We are all aware of the effect COVID-19 has had on our day-to-day lives, but how about COVID’s effects on academia? The COVID-19 pandemic caused an outbreak of scientific evidence. As of April 2021, the number of unique publications indexed by our living evidence database, created to retrieve COVID-19 publications, exceeded 160,000. In our research, we compared the patterns of scientific publications for the two infections, the Zika virus emergence in 2016 and SARS-CoV-2, to assess the evolution of the evidence.
The living evidence database was created initially for retrieving publications on Zika virus. In 2016, we included around 50-60 new Zika virus articles per week in our database. We thought it would be an easy transition to switch to indexing COVID-19 articles in late 2019. However, we were shocked by the sheer volume of published articles retrieved, which came to around 2,500 articles per week at the end of April 2021.
To assess the evidence evaluation for Zika virus, we identified and classified 2,286 publications in 2016. However, for SARS-CoV-2, although we recruited a group of international volunteer scientists with a background in health sciences to cope with the volume, we were only able to analyze a random sample of 5,294 (24%) out of 21,990 articles that were published before 24 May 2020.
A substantial proportion of articles indexed were non-original.
Proportions of epidemiological study designs
Our findings showed that a substantial proportion of articles indexed were non-original (commentaries, basic reviews, opinion papers, etc.) for both Zika virus (55%) and SARS-CoV-2 (34%, [95% Confidence interval (Cl): 33-35]). The role of preprints was more prominent at the start of the SARS-CoV-2 pandemic than the Zika virus epidemic.
Case reports and case series accounted for approximately 10% of the total body of evidence for both SARS-CoV-2 (10.7% [95% CI: 9.9-11.6]) and Zika virus (9.7%) research.
Case-control and cohort studies accounted for 4.0% [95% CI: 3.5-4.6] for SARS-CoV-2 and 0.8% for Zika virus.
Trials emerged in smaller numbers (27/5,294 for SARS -CoV-2, and 1/2,286 for Zika virus) and at the beginning of the outbreak, there were more mathematical modelling studies for SARS-CoV-2 (10.1%, [95% CI: 9.3-11.0]), when compared with Zika virus (3.2%).
Time-study type trends
Case reports, case series and cross-sectional studies were the first epidemiological study designs to be reported, together with non-original articles and reviews. Case-control and cohort studies followed later; this delay was more prominent in the Zika virus research.
In vivo and in vitro laboratory studies followed between case reports and controlled observational studies. Trials were the last type of study to be published.
What does it all mean?
Emerging infectious diseases are accompanied by a vast quantity of published evidence quickly, which is a significant challenge that clinicians, scientists, researchers, and even students have to face. Keeping up with the available evidence becomes a complicated task.
The speed of SARS-CoV-2 evidence accumulation was unprecedented. Although we recruited a large team of experienced scientists, we reached a point where we could not categorize all the evidence retrieved by our database within the first few months of the pandemic.
To tackle this issue, we believe the use of natural language processing methods to help classify and categorize evidence seems like a promising approach for the triage of publication types not only for SARS-CoV-2 but for future emerging diseases. Also, collaborative crowd-sourcing within scientists in the field could increase researchers’ efficiency and prevent research waste.

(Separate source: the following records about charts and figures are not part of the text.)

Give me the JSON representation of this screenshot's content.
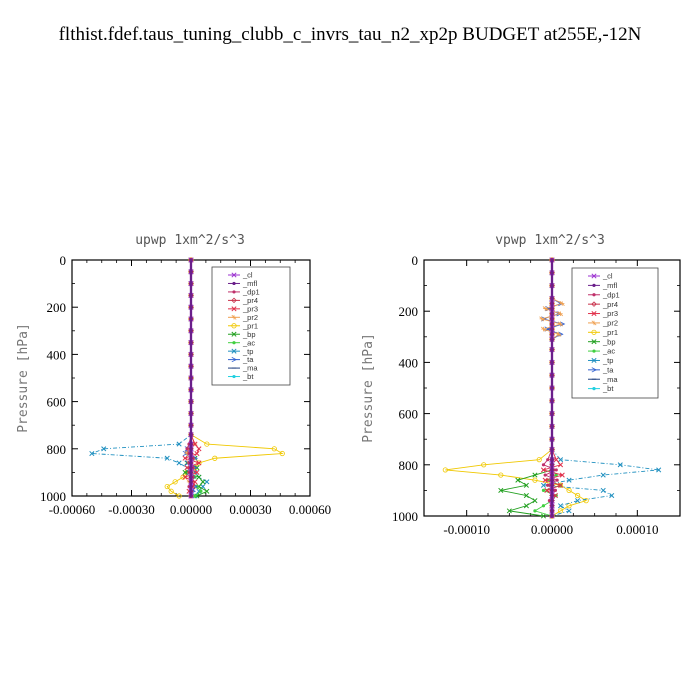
{
  "figure_title": "flthist.fdef.taus_tuning_clubb_c_invrs_tau_n2_xp2p  BUDGET at255E,-12N",
  "chart_data": [
    {
      "type": "line",
      "title": "upwp   1xm^2/s^3",
      "ylabel": "Pressure [hPa]",
      "xlabel": "",
      "xlim": [
        -0.0006,
        0.0006
      ],
      "ylim": [
        1000,
        0
      ],
      "xticks": [
        -0.0006,
        -0.0003,
        0.0,
        0.0003,
        0.0006
      ],
      "xtick_labels": [
        "-0.00060",
        "-0.00030",
        "0.00000",
        "0.00030",
        "0.00060"
      ],
      "yticks": [
        0,
        200,
        400,
        600,
        800,
        1000
      ],
      "ytick_labels": [
        "0",
        "200",
        "400",
        "600",
        "800",
        "1000"
      ],
      "legend_position": "top-right",
      "legend": [
        "_cl",
        "_mfl",
        "_dp1",
        "_pr4",
        "_pr3",
        "_pr2",
        "_pr1",
        "_bp",
        "_ac",
        "_tp",
        "_ta",
        "_ma",
        "_bt"
      ],
      "pressure": [
        0,
        50,
        100,
        150,
        200,
        250,
        300,
        350,
        400,
        450,
        500,
        550,
        600,
        650,
        700,
        740,
        780,
        800,
        820,
        840,
        860,
        880,
        900,
        920,
        940,
        960,
        980,
        1000
      ],
      "series": [
        {
          "name": "_cl",
          "values": [
            0,
            0,
            0,
            0,
            0,
            0,
            0,
            0,
            0,
            0,
            0,
            0,
            0,
            0,
            0,
            0,
            0,
            0,
            0,
            0,
            0,
            0,
            0,
            0,
            0,
            0,
            0,
            0
          ]
        },
        {
          "name": "_mfl",
          "values": [
            0,
            0,
            0,
            0,
            0,
            0,
            0,
            0,
            0,
            0,
            0,
            0,
            0,
            0,
            0,
            0,
            0,
            0,
            0,
            0,
            0,
            0,
            0,
            0,
            0,
            0,
            0,
            0
          ]
        },
        {
          "name": "_dp1",
          "values": [
            0,
            0,
            0,
            0,
            0,
            0,
            0,
            0,
            0,
            0,
            0,
            0,
            0,
            0,
            0,
            0,
            -1e-05,
            -2e-05,
            -1e-05,
            1e-05,
            -1e-05,
            1e-05,
            -1e-05,
            1e-05,
            0,
            -1e-05,
            0,
            0
          ]
        },
        {
          "name": "_pr4",
          "values": [
            0,
            0,
            0,
            0,
            0,
            0,
            0,
            0,
            0,
            0,
            0,
            0,
            0,
            0,
            0,
            0,
            0,
            0,
            0,
            0,
            0,
            0,
            0,
            0,
            0,
            0,
            0,
            0
          ]
        },
        {
          "name": "_pr3",
          "values": [
            0,
            0,
            0,
            0,
            0,
            0,
            0,
            0,
            0,
            0,
            0,
            0,
            0,
            0,
            0,
            0,
            2e-05,
            4e-05,
            3e-05,
            -3e-05,
            4e-05,
            -2e-05,
            3e-05,
            -3e-05,
            2e-05,
            1e-05,
            -1e-05,
            0
          ]
        },
        {
          "name": "_pr2",
          "values": [
            0,
            0,
            0,
            0,
            0,
            0,
            0,
            0,
            0,
            0,
            0,
            0,
            0,
            0,
            0,
            0,
            2e-05,
            -1e-05,
            -2e-05,
            1e-05,
            -1e-05,
            1e-05,
            0,
            0,
            -1e-05,
            0,
            0,
            0
          ]
        },
        {
          "name": "_pr1",
          "values": [
            0,
            0,
            0,
            0,
            0,
            0,
            0,
            0,
            0,
            0,
            0,
            0,
            0,
            0,
            0,
            0,
            8e-05,
            0.00042,
            0.00046,
            0.00012,
            4e-05,
            2e-05,
            -2e-05,
            -4e-05,
            -8e-05,
            -0.00012,
            -0.0001,
            -6e-05
          ]
        },
        {
          "name": "_bp",
          "values": [
            0,
            0,
            0,
            0,
            0,
            0,
            0,
            0,
            0,
            0,
            0,
            0,
            0,
            0,
            0,
            0,
            0,
            0,
            -1e-05,
            2e-05,
            -2e-05,
            3e-05,
            -3e-05,
            4e-05,
            6e-05,
            4e-05,
            8e-05,
            3e-05
          ]
        },
        {
          "name": "_ac",
          "values": [
            0,
            0,
            0,
            0,
            0,
            0,
            0,
            0,
            0,
            0,
            0,
            0,
            0,
            0,
            0,
            0,
            0,
            0,
            0,
            1e-05,
            -1e-05,
            1e-05,
            -1e-05,
            2e-05,
            0,
            3e-05,
            5e-05,
            2e-05
          ]
        },
        {
          "name": "_tp",
          "values": [
            0,
            0,
            0,
            0,
            0,
            0,
            0,
            0,
            0,
            0,
            0,
            0,
            0,
            0,
            0,
            0,
            -6e-05,
            -0.00044,
            -0.0005,
            -0.00012,
            -6e-05,
            -2e-05,
            2e-05,
            4e-05,
            8e-05,
            6e-05,
            4e-05,
            2e-05
          ]
        },
        {
          "name": "_ta",
          "values": [
            0,
            0,
            0,
            0,
            0,
            0,
            0,
            0,
            0,
            0,
            0,
            0,
            0,
            0,
            0,
            0,
            0,
            -2e-05,
            -3e-05,
            2e-05,
            -2e-05,
            2e-05,
            -1e-05,
            1e-05,
            0,
            2e-05,
            1e-05,
            0
          ]
        },
        {
          "name": "_ma",
          "values": [
            0,
            0,
            0,
            0,
            0,
            0,
            0,
            0,
            0,
            0,
            0,
            0,
            0,
            0,
            0,
            0,
            0,
            0,
            0,
            0,
            0,
            0,
            0,
            0,
            0,
            0,
            0,
            0
          ]
        },
        {
          "name": "_bt",
          "values": [
            0,
            0,
            0,
            0,
            0,
            0,
            0,
            0,
            0,
            0,
            0,
            0,
            0,
            0,
            0,
            0,
            0,
            0,
            0,
            0,
            0,
            0,
            0,
            0,
            0,
            0,
            0,
            0
          ]
        }
      ]
    },
    {
      "type": "line",
      "title": "vpwp   1xm^2/s^3",
      "ylabel": "Pressure [hPa]",
      "xlabel": "",
      "xlim": [
        -0.00015,
        0.00015
      ],
      "ylim": [
        1000,
        0
      ],
      "xticks": [
        -0.0001,
        0.0,
        0.0001
      ],
      "xtick_labels": [
        "-0.00010",
        "0.00000",
        "0.00010"
      ],
      "yticks": [
        0,
        200,
        400,
        600,
        800,
        1000
      ],
      "ytick_labels": [
        "0",
        "200",
        "400",
        "600",
        "800",
        "1000"
      ],
      "legend_position": "top-right",
      "legend": [
        "_cl",
        "_mfl",
        "_dp1",
        "_pr4",
        "_pr3",
        "_pr2",
        "_pr1",
        "_bp",
        "_ac",
        "_tp",
        "_ta",
        "_ma",
        "_bt"
      ],
      "pressure": [
        0,
        50,
        100,
        150,
        170,
        190,
        210,
        230,
        250,
        270,
        290,
        310,
        350,
        400,
        450,
        500,
        550,
        600,
        650,
        700,
        740,
        780,
        800,
        820,
        840,
        860,
        880,
        900,
        920,
        940,
        960,
        980,
        1000
      ],
      "series": [
        {
          "name": "_cl",
          "values": [
            0,
            0,
            0,
            0,
            0,
            0,
            0,
            0,
            0,
            0,
            0,
            0,
            0,
            0,
            0,
            0,
            0,
            0,
            0,
            0,
            0,
            0,
            0,
            0,
            0,
            0,
            0,
            0,
            0,
            0,
            0,
            0,
            0
          ]
        },
        {
          "name": "_mfl",
          "values": [
            0,
            0,
            0,
            0,
            0,
            0,
            0,
            0,
            0,
            0,
            0,
            0,
            0,
            0,
            0,
            0,
            0,
            0,
            0,
            0,
            0,
            0,
            0,
            0,
            0,
            0,
            0,
            0,
            0,
            0,
            0,
            0,
            0
          ]
        },
        {
          "name": "_dp1",
          "values": [
            0,
            0,
            0,
            0,
            0,
            0,
            0,
            0,
            0,
            0,
            0,
            0,
            0,
            0,
            0,
            0,
            0,
            0,
            0,
            0,
            0,
            -5e-06,
            -1e-05,
            5e-06,
            -8e-06,
            6e-06,
            -5e-06,
            4e-06,
            0,
            -3e-06,
            0,
            0,
            0
          ]
        },
        {
          "name": "_pr4",
          "values": [
            0,
            0,
            0,
            0,
            0,
            0,
            0,
            0,
            0,
            0,
            0,
            0,
            0,
            0,
            0,
            0,
            0,
            0,
            0,
            0,
            0,
            0,
            0,
            0,
            0,
            0,
            0,
            0,
            0,
            0,
            0,
            0,
            0
          ]
        },
        {
          "name": "_pr3",
          "values": [
            0,
            0,
            0,
            0,
            0,
            0,
            0,
            0,
            0,
            0,
            0,
            0,
            0,
            0,
            0,
            0,
            0,
            0,
            0,
            0,
            0,
            5e-06,
            1e-05,
            -1e-05,
            1.2e-05,
            -8e-06,
            1e-05,
            -6e-06,
            4e-06,
            0,
            0,
            0,
            0
          ]
        },
        {
          "name": "_pr2",
          "values": [
            0,
            0,
            0,
            0,
            1.2e-05,
            -8e-06,
            1e-05,
            -1.2e-05,
            1e-05,
            -1e-05,
            8e-06,
            0,
            0,
            0,
            0,
            0,
            0,
            0,
            0,
            0,
            0,
            0,
            0,
            0,
            0,
            0,
            0,
            0,
            0,
            0,
            0,
            0,
            0
          ]
        },
        {
          "name": "_pr1",
          "values": [
            0,
            0,
            0,
            0,
            0,
            0,
            0,
            0,
            0,
            0,
            0,
            0,
            0,
            0,
            0,
            0,
            0,
            0,
            0,
            0,
            0,
            -1.5e-05,
            -8e-05,
            -0.000125,
            -6e-05,
            -2e-05,
            1e-05,
            2e-05,
            3e-05,
            4e-05,
            2e-05,
            1e-05,
            0
          ]
        },
        {
          "name": "_bp",
          "values": [
            0,
            0,
            0,
            0,
            0,
            0,
            0,
            0,
            0,
            0,
            0,
            0,
            0,
            0,
            0,
            0,
            0,
            0,
            0,
            0,
            0,
            0,
            0,
            0,
            -2e-05,
            -4e-05,
            -3e-05,
            -6e-05,
            -3e-05,
            -2e-05,
            -3e-05,
            -5e-05,
            -1e-05
          ]
        },
        {
          "name": "_ac",
          "values": [
            0,
            0,
            0,
            0,
            0,
            0,
            0,
            0,
            0,
            0,
            0,
            0,
            0,
            0,
            0,
            0,
            0,
            0,
            0,
            0,
            0,
            0,
            0,
            0,
            5e-06,
            -5e-06,
            1e-05,
            -1e-05,
            5e-06,
            0,
            -1e-05,
            -2e-05,
            0
          ]
        },
        {
          "name": "_tp",
          "values": [
            0,
            0,
            0,
            0,
            0,
            0,
            0,
            0,
            0,
            0,
            0,
            0,
            0,
            0,
            0,
            0,
            0,
            0,
            0,
            0,
            0,
            1e-05,
            8e-05,
            0.000125,
            6e-05,
            2e-05,
            -1e-05,
            6e-05,
            7e-05,
            3e-05,
            1e-05,
            2e-05,
            0
          ]
        },
        {
          "name": "_ta",
          "values": [
            0,
            0,
            0,
            0,
            1e-05,
            -5e-06,
            8e-06,
            -1e-05,
            1.2e-05,
            -6e-06,
            1e-05,
            0,
            0,
            0,
            0,
            0,
            0,
            0,
            0,
            0,
            0,
            0,
            0,
            0,
            0,
            0,
            0,
            0,
            0,
            0,
            0,
            0,
            0
          ]
        },
        {
          "name": "_ma",
          "values": [
            0,
            0,
            0,
            0,
            0,
            0,
            0,
            0,
            0,
            0,
            0,
            0,
            0,
            0,
            0,
            0,
            0,
            0,
            0,
            0,
            0,
            0,
            0,
            0,
            0,
            0,
            0,
            0,
            0,
            0,
            0,
            0,
            0
          ]
        },
        {
          "name": "_bt",
          "values": [
            0,
            0,
            0,
            0,
            0,
            0,
            0,
            0,
            0,
            0,
            0,
            0,
            0,
            0,
            0,
            0,
            0,
            0,
            0,
            0,
            0,
            0,
            0,
            0,
            0,
            0,
            0,
            0,
            0,
            0,
            0,
            0,
            0
          ]
        }
      ]
    }
  ],
  "series_colors": {
    "_cl": "#9b30d0",
    "_mfl": "#6a1f8a",
    "_dp1": "#c0306a",
    "_pr4": "#c8304a",
    "_pr3": "#e0304a",
    "_pr2": "#f0a050",
    "_pr1": "#f0c800",
    "_bp": "#22a020",
    "_ac": "#40d040",
    "_tp": "#2090c0",
    "_ta": "#3060d0",
    "_ma": "#204080",
    "_bt": "#20d0e0"
  }
}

Assessing the evidence during emerging infections can help us identify which types of public health questions we can answer and when.
Assessing the evidence during emerging infections can help us identify which types of public health questions we can answer and when. Further research on evidence evaluation during emerging outbreaks could help improve the public health response. With the accumulation of evidence during particular situations such as the COVID-19 pandemic, the use of specific resources can save time.
Due to the amount of evidence published every day on this non-ending pandemic, students, clinicians, and stakeholders need to approach the published studies with caution. Some of the studies available might be providing wrong findings or conclusions, and people might ‘cherry pick’ what aligns with their beliefs. We need critical eyes to scrutinize all available evidence.